Tropical rain forest
Tropical Rain Forest

  • Heavy rain, lots of vegetation.

  • Continuous canopy of trees, with very little light reaching the ground.

  • Soil is very poor: all the nutrients are tied up in living things.

    • On the other hand, many animal species never go down to the ground because there is so much nutrition available up high.

  • Very high species diversity and productivity.


  • Less than 10 inches of rain per year—very dry.

  • Some are hot (such as the Sahara or the Mohave in California) and some are cold (such as the Gobi desert in Mongolia).

  • Sparse vegetation, but it can grow very quickly in response to rain.

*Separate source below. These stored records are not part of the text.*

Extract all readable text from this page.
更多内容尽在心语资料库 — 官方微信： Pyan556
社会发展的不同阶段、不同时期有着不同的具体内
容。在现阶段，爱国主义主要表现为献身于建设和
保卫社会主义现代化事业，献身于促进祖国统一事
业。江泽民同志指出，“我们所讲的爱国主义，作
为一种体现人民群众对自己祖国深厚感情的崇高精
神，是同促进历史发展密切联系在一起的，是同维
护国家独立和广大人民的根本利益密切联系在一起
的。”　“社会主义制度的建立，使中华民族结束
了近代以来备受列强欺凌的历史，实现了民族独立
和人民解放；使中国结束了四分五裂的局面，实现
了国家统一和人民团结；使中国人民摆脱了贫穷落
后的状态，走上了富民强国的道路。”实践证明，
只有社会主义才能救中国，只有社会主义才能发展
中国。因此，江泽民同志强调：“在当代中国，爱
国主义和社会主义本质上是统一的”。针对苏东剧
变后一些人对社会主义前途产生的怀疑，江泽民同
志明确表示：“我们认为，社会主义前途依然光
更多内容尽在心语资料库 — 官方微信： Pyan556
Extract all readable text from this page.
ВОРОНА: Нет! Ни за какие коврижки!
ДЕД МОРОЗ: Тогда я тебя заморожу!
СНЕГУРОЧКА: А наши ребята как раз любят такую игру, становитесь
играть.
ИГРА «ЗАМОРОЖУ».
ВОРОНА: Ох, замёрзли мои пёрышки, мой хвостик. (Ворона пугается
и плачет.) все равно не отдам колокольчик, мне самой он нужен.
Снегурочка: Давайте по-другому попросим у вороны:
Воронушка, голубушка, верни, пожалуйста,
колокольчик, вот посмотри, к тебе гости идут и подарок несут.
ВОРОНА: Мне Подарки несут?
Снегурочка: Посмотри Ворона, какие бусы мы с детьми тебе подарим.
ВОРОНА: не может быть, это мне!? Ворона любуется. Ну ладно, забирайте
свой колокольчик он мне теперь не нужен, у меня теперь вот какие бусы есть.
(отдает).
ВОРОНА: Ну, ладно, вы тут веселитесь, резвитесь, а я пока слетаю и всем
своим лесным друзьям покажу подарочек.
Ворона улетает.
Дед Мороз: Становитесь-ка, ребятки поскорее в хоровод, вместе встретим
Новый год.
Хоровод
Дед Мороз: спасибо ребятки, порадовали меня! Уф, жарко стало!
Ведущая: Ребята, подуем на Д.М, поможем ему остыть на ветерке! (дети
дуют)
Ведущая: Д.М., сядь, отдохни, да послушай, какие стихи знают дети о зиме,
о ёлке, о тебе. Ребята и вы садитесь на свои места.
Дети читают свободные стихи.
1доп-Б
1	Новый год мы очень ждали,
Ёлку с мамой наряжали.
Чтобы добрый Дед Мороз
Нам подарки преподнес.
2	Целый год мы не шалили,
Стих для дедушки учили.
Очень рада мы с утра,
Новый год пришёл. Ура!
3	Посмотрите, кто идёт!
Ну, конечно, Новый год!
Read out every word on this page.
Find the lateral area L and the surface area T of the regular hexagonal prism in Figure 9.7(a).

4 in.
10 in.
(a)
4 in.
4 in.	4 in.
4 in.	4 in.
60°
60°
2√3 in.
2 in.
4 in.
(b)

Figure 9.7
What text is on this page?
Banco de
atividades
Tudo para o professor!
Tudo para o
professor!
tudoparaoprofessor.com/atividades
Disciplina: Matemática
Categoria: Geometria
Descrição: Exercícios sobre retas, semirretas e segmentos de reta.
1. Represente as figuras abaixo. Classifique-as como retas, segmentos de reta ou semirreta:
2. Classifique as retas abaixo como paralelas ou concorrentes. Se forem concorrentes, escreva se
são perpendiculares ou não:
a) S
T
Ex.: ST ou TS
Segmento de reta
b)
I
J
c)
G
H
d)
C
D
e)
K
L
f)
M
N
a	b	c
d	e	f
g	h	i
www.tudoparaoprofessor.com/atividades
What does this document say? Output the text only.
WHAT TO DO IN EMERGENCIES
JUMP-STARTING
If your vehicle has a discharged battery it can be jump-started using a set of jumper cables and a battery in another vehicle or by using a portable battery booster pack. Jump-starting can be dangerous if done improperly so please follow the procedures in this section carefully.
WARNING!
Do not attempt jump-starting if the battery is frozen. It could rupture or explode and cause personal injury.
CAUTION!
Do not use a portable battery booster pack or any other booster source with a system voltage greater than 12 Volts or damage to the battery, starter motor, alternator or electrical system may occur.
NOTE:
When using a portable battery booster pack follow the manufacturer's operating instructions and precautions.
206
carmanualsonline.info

  • Adaptations to saving water: thick fleshy plant leaves, animals often live underground, are most active at night, and have urine-concentrating mechanisms.

    • some use for crops: Imperial Valley in California. But irrigation is necessary and the soil tends to get salty.

  • Deserts usually have grasslands next to them, as rainfall levels increase.

Aquatic ecosystems
Aquatic Ecosystems

  • freshwater: lakes, rivers, wetlands

  • estuaries: river meets ocean, giving water that is less salty than sea water.

  • oceans

  • Freshwater ecosystems are often very productive


  • Intertidal and coastal zones. The most productive parts of the ocean are near the shore, due to wave action carrying in fresh nutrients and lots of sunlight

    • also coral reefs (secreted by cnidarian animals) are very rich communities.

  • Ocean surface: lots of sunlight, but little nutrients in many places. Most productive in polar regions.

    • Photosynthesis by “phytoplankton” = algae, seaweed.

    • Fed upon by “zooplankton”, mostly crustaceans and the larval stages of ocean invertebrates.

    • Fish and sea mammals and birds prey on zooplankton.

  • Deep ocean: unlighted below 100 meters, so all nutrients fall from above.

    • Very low productivity. Almost all organisms are decomposers or predators.

    • But, there are thermal vents that release high energy inorganic compounds that Archaea and other chemotrophs can use. These form the basis of communities in the ocean deeps.